Luis Alberto Urrea’s use of description in Across the Wire is so intense and
profound that I can clearly see the characters and setting in my mind. Certain
parts make me physically lurch, and my stomach tenses up just recalling them.
"Pacha had startling eyes… her eyes would have
seemed like a movie star's." This precise detail stands out to me
because this woman is such a contradiction. She is homeless and destitute, yet
too proud to scramble for the food delivered by Christian missionaries, instead
waiting for it to be brought to her. She is filthy, yet her eyes are those of a
beautiful and glamorous movie star.
"And she had been leaning against it to go; bloody
ropes and spatters of feces were all over the wall." Through this effective
use of metaphor, I know how sick Mrs.
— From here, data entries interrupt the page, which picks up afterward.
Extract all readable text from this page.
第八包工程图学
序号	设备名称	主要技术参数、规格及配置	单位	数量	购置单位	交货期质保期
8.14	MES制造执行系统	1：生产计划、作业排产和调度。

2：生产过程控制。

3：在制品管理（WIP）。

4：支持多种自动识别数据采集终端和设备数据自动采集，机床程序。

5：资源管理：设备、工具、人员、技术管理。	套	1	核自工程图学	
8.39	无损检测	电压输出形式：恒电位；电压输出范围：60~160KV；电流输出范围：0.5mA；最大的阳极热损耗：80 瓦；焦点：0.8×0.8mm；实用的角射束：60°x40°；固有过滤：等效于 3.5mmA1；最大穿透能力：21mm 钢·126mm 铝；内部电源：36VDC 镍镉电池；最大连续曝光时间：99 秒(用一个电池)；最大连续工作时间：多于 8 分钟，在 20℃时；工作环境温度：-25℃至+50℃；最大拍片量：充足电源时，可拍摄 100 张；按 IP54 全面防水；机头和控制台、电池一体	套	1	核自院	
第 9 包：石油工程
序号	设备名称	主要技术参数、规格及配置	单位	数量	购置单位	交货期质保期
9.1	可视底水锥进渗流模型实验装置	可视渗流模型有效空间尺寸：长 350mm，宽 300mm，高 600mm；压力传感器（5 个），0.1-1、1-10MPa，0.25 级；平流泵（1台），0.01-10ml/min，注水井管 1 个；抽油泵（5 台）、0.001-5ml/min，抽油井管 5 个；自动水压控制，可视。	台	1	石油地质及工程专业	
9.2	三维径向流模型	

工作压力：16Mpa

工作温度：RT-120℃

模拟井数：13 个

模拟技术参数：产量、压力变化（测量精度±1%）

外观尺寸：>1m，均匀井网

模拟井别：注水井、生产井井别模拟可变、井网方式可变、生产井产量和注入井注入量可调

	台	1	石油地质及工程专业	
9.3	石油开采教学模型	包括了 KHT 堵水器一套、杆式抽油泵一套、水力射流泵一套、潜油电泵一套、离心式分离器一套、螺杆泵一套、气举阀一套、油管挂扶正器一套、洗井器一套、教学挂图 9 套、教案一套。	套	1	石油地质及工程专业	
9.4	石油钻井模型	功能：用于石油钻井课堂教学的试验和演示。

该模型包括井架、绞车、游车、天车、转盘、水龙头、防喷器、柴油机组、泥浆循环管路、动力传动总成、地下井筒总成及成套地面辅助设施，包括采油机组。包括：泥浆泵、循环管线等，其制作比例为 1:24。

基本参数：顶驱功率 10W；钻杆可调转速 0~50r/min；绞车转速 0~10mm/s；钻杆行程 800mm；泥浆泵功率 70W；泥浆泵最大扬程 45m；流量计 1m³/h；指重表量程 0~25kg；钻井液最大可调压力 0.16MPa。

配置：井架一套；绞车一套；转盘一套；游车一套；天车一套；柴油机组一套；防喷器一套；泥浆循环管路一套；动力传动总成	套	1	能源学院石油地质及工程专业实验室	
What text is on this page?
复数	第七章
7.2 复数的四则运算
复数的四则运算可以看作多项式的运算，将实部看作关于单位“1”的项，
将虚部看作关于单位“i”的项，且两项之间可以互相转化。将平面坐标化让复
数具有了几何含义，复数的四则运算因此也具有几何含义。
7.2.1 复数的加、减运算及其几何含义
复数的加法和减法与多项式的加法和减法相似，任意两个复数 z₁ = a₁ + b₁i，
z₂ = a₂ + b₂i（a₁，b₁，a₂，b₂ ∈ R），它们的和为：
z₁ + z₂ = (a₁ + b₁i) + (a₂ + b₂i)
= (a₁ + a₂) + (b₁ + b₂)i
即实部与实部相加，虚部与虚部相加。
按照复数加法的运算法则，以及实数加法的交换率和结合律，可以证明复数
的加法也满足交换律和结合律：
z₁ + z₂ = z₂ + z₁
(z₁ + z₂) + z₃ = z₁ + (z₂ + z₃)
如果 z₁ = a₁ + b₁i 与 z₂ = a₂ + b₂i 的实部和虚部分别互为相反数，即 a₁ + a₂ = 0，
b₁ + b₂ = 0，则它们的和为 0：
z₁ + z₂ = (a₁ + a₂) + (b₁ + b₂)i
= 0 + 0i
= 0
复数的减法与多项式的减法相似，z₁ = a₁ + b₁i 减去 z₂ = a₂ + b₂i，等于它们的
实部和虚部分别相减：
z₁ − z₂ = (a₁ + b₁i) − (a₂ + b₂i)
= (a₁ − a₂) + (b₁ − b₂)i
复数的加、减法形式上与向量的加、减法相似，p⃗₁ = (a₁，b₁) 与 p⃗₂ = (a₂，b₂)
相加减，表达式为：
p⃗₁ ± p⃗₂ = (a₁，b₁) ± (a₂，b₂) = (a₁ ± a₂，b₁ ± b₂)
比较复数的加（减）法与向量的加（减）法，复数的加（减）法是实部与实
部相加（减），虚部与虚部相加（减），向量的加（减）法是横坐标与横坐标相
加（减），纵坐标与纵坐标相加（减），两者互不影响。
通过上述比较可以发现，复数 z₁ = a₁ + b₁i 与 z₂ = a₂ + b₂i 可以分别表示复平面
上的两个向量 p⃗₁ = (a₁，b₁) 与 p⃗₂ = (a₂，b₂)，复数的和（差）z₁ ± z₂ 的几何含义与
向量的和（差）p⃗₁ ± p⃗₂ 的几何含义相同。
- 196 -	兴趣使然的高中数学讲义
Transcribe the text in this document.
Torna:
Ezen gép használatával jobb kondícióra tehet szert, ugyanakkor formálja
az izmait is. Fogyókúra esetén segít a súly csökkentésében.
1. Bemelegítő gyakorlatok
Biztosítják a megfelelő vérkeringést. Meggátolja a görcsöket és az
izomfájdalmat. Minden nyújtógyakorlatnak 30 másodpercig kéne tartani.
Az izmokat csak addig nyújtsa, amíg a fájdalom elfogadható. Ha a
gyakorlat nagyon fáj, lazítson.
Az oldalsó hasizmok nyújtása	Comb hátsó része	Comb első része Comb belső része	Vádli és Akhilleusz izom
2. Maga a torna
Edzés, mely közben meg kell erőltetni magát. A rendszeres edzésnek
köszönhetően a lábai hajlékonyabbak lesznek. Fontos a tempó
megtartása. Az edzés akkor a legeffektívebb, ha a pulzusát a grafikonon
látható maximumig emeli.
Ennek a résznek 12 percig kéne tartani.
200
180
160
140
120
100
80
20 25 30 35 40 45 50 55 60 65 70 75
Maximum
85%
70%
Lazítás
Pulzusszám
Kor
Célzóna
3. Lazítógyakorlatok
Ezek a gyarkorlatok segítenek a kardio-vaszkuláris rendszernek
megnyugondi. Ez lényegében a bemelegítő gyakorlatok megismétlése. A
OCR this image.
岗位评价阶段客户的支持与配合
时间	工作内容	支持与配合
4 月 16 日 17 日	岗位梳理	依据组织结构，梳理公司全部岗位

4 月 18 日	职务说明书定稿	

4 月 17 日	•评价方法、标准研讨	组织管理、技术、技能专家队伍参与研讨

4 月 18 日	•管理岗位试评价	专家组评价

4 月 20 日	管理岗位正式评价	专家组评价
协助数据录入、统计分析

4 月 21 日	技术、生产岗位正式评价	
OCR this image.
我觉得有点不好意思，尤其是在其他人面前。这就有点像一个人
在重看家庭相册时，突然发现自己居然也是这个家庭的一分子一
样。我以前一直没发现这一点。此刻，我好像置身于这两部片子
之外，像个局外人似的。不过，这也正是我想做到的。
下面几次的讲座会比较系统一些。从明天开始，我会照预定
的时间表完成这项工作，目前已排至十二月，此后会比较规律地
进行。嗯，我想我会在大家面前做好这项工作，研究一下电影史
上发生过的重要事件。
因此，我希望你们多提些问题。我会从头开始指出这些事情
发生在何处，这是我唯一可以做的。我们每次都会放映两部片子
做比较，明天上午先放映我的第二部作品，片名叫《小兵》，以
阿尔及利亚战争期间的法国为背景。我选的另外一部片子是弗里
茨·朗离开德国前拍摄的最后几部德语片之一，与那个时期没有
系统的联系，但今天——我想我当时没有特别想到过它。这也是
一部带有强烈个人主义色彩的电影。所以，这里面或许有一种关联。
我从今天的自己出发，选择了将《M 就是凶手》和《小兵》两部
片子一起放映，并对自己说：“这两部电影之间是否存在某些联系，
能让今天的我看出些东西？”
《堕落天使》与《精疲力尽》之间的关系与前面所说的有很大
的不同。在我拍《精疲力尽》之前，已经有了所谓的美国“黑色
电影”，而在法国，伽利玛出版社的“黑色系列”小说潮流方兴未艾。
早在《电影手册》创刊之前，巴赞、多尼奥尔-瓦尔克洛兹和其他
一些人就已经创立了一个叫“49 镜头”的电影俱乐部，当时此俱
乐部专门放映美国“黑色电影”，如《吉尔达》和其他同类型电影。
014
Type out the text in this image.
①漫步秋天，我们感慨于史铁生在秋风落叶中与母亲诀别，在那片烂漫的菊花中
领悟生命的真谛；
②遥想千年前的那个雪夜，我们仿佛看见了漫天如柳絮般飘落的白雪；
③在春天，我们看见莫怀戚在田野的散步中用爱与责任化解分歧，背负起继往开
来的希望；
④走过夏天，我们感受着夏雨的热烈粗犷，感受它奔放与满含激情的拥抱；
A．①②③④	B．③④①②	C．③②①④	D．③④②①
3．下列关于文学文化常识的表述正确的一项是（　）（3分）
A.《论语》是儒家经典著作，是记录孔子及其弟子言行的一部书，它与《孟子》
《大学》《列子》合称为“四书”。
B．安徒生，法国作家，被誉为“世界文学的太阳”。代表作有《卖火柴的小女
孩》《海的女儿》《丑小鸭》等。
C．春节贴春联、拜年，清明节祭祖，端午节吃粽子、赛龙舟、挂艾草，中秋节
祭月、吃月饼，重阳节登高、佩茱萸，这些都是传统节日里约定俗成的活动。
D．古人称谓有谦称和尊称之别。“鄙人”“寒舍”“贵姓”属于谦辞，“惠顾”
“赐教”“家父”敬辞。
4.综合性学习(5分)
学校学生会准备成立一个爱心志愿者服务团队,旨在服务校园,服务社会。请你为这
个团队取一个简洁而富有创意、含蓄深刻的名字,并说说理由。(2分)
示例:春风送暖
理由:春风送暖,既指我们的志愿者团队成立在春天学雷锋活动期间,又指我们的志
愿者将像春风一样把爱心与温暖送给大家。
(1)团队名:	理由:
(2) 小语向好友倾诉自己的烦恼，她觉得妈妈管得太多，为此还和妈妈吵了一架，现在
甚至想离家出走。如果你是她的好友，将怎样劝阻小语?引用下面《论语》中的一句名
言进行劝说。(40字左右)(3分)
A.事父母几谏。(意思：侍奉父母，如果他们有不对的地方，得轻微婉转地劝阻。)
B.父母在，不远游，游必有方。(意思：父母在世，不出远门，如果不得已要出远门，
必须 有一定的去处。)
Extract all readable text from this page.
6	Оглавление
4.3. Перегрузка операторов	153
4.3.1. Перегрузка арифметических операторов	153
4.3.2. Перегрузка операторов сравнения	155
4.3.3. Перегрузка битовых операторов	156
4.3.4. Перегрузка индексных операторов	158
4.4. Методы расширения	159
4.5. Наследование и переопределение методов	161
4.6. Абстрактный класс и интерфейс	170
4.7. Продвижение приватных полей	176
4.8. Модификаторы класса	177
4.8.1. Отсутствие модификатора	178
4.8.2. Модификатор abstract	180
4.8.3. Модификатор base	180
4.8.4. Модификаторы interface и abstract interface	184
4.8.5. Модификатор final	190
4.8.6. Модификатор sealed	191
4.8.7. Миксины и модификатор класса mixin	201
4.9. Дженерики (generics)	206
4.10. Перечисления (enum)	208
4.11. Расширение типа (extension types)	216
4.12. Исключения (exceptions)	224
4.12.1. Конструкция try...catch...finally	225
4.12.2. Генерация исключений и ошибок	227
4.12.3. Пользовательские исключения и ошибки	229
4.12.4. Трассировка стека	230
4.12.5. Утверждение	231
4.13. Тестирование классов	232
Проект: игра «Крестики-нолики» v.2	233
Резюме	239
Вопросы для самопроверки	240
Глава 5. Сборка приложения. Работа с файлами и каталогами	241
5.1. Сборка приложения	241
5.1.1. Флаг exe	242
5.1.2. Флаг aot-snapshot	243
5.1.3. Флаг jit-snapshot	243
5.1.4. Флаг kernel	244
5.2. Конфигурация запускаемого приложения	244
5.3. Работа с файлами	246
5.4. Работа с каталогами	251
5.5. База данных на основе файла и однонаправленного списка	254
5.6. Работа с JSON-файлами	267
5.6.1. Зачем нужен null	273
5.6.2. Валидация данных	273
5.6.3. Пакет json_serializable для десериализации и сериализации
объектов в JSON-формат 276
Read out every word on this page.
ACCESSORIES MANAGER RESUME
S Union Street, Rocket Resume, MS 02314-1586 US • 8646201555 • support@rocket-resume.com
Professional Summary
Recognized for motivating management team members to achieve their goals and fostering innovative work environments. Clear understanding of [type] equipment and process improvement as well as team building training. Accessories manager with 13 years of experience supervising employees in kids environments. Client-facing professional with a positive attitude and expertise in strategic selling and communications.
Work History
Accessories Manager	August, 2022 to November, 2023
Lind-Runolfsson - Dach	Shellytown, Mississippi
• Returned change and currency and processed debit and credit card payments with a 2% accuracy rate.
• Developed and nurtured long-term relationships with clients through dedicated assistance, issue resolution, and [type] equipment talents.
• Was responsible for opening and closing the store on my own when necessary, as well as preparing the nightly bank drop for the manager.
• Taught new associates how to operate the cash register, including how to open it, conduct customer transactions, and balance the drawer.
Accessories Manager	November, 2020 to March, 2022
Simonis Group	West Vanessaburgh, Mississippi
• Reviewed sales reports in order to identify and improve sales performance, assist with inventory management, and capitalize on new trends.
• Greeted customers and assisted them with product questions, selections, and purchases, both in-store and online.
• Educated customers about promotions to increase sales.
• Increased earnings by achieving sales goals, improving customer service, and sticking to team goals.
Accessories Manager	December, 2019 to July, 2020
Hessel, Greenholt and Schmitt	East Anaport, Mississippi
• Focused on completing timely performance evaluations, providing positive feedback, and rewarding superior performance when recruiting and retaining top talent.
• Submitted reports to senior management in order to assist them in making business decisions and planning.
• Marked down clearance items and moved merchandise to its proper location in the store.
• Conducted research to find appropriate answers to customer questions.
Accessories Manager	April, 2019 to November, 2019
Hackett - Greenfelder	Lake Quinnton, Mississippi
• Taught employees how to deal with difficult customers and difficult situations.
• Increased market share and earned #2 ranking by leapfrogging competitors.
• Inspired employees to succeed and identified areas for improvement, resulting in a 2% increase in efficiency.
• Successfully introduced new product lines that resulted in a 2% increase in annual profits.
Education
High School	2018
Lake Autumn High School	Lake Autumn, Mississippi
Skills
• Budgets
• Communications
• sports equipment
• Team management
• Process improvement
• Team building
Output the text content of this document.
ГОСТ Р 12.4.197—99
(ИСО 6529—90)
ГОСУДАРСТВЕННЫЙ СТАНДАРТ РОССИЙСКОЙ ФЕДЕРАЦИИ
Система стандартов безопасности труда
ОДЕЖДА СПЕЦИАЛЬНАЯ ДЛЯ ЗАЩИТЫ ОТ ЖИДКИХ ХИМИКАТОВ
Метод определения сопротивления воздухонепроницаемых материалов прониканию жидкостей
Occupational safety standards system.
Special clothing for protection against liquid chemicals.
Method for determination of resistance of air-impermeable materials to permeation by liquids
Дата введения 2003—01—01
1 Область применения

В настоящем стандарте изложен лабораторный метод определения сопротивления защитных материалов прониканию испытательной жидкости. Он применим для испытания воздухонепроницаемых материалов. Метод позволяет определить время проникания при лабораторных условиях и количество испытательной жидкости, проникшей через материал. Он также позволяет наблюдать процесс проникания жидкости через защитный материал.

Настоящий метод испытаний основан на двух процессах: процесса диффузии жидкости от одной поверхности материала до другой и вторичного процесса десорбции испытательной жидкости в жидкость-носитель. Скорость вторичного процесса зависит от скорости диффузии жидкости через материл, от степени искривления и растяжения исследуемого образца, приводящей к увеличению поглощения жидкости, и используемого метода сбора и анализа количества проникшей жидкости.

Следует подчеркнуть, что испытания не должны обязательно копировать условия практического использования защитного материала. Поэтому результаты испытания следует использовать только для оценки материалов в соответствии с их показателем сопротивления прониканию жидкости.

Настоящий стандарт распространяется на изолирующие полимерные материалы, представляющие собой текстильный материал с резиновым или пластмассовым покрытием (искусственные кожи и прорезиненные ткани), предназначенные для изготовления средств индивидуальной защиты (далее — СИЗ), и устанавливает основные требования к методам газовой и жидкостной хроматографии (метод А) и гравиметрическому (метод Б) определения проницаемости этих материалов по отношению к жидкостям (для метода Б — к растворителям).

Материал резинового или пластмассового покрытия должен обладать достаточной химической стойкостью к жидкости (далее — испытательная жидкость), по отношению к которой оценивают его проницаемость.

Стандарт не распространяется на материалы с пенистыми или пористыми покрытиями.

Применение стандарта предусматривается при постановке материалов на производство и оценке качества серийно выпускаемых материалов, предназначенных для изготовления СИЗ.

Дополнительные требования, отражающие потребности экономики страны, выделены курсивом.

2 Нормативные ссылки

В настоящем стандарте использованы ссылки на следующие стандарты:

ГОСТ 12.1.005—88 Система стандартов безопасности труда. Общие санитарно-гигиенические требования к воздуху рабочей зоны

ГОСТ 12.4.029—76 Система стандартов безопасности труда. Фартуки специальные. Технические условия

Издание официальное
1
Serrano must have been to have stool that
would be characterized as "bloody ropes". This also gives some insight
into the “house” and the squalor in which the Serrano’s lived. Not only is
there no bathroom, but the family’s waste isn’t even contained in a separate space.
"I
was told that if I was really interested in the shooting, one of the men would
sell me the shotgun. It was going for forty dollars." After Jesusita
and her husband are viciously and deliberately executed, the commentary is cold
and unsentimental, confined only to the measly cost of the gun instead of displaying
any grief or desire for justice.Luis Alberto Urrea's description is concise, but the adjectives and metaphors he uses are cutting and haunting. He describes the garbage dump and its cast of characters vividly, drawing a detailed portrait that is so clear that I'm tempted to look away so that I don't have to see the horrors that compose it.